"Weak or misconfigured security settings on a network storage device could result in unauthorized access to information stored on the device."
OCIE staff identified the following concerns that may raise compliance issues under Regulations S-P and S-ID.
- Misconfigured network storage solutions. Some firms did not adequately configure the security settings on their network storage solution to protect against unauthorized access. In addition, some firms did not have policies and procedures addressing the security configuration of their network storage solution.
- Inadequate oversight of vendor-provided network storage solutions. Some firms did not ensure, through policies, procedures, contractual provisions or otherwise, that the security settings on vendor-provided network storage solutions were configured in accordance with the firm's standards.
- Insufficient data classification policies and procedures. Some firms' policies and procedures did not identify the different types of data stored electronically by the firm and the appropriate controls for each type of data.

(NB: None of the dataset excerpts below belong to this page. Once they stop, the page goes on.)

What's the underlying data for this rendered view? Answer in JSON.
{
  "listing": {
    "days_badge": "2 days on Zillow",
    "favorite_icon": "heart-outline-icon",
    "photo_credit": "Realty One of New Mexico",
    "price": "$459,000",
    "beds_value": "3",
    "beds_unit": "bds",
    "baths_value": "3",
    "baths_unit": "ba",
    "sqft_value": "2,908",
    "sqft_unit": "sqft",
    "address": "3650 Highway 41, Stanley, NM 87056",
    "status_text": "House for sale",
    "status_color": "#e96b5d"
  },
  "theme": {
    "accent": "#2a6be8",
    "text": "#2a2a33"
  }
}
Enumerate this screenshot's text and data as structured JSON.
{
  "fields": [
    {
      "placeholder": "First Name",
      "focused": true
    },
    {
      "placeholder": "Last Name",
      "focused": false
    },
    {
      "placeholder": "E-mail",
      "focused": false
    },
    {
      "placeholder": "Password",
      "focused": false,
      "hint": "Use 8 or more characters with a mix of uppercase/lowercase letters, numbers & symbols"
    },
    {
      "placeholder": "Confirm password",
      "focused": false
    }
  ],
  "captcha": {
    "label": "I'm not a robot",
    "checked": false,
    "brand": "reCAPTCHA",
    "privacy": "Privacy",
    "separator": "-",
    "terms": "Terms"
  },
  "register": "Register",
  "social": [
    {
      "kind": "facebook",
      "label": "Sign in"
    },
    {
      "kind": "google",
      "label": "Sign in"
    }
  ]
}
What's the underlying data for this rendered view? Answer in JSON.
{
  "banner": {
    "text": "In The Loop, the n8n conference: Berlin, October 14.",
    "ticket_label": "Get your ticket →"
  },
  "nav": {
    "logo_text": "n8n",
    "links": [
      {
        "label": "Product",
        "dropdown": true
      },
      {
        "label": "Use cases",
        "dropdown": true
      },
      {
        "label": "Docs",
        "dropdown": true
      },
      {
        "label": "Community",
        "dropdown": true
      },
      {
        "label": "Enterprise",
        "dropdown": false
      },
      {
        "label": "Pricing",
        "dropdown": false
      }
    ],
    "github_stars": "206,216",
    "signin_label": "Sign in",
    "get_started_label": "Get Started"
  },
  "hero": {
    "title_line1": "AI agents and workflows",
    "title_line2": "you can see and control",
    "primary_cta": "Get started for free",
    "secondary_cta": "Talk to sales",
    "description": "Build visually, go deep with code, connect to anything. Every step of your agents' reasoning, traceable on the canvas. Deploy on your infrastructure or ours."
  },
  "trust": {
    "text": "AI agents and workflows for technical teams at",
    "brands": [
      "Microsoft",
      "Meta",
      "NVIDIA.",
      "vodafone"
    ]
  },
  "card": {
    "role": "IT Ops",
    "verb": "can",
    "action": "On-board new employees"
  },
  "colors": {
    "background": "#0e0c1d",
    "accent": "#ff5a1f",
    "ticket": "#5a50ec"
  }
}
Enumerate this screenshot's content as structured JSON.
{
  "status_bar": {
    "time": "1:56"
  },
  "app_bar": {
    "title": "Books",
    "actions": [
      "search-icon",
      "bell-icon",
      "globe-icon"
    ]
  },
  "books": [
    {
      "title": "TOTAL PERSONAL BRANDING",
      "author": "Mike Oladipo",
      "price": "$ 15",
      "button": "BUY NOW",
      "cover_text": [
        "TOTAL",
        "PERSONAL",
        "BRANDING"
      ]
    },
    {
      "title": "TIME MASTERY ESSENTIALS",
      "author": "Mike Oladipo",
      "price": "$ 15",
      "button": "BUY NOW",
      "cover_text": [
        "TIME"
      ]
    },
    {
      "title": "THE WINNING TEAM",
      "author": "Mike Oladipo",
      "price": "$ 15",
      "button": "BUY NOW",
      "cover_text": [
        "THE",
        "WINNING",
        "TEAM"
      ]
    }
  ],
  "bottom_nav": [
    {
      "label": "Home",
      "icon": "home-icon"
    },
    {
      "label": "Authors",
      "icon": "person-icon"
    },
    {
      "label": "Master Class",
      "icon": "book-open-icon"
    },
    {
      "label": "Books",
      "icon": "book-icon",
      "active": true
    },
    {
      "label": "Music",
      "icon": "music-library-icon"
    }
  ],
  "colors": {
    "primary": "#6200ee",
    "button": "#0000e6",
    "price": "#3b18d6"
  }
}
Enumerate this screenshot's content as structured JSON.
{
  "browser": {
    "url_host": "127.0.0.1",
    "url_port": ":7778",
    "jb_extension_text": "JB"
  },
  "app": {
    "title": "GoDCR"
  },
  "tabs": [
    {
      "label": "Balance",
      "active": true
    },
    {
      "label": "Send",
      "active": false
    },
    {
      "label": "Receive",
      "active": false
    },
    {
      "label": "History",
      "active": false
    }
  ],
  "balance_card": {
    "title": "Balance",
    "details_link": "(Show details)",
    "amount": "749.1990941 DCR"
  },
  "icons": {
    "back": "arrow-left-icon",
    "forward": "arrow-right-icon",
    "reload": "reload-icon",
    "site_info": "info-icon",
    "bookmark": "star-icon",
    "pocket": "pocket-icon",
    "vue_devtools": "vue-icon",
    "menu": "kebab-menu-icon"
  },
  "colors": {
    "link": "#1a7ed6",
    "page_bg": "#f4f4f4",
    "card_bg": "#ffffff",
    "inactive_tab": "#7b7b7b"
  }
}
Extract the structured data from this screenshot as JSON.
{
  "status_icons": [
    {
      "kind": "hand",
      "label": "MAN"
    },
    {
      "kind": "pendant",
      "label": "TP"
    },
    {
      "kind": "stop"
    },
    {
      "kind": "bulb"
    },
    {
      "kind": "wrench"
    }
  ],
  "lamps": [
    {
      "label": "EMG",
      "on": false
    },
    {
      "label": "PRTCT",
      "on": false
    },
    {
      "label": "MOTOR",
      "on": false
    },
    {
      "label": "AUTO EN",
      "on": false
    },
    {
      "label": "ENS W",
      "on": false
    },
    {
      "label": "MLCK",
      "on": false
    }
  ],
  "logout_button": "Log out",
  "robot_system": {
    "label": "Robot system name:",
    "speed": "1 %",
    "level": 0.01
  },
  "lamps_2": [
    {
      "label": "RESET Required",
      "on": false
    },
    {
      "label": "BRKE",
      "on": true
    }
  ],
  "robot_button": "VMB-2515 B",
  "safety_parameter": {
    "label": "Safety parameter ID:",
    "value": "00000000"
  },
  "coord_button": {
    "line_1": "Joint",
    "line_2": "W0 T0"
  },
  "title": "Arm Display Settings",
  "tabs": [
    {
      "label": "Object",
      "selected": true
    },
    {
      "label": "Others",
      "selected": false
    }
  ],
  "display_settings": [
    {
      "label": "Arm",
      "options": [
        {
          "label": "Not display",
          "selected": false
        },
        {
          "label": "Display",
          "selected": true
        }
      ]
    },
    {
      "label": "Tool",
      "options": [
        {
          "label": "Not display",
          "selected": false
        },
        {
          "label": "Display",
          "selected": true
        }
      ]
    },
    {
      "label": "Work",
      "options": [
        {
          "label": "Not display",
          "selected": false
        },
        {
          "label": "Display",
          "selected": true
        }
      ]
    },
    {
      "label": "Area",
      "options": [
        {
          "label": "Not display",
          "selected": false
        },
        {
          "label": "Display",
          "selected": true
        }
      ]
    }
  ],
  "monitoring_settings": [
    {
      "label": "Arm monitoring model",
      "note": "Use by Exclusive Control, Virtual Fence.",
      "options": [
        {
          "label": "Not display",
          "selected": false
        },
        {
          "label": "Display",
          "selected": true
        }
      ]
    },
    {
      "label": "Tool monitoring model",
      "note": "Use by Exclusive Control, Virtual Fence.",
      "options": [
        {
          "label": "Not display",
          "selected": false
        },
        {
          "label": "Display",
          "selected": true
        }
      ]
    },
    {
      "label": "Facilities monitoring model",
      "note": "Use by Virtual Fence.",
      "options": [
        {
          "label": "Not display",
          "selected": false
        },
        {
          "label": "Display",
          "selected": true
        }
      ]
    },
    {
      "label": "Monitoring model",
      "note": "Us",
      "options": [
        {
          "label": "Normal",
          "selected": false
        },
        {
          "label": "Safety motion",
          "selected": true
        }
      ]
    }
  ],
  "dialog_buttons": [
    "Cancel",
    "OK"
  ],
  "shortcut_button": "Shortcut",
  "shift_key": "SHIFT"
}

As to the recent exam sweep letter sent to RIAs regarding their cyber due diligence, Askari Foy, managing director of ACA Aponix, a global regulatory cybersecurity firm, told ThinkAdvisor in an email message that "when considering these recent requests for information, it is becoming increasingly evident that the SEC is intent on understanding vendor risk cybersecurity concerns for RIAs — particularly when it comes to cloud service providers."
The SEC, Foy said, "is placing a strong focus on personally identifiable information of both employees and investors, and the material nonpublic information that RIAs manage and share with third-party vendors. ACA has observed through our work with RIA clients the maturation of cyber programs, but there's still much work to be done across the sector."
Foy stated that "there is a wide range of data that RIAs share with vendors, though the exposure that each RIA has with its cloud service provider varies. The SEC wants evidence that RIAs are doing all that they can to identify, monitor and mitigate the risk associated with vendors that custody data or access data networks."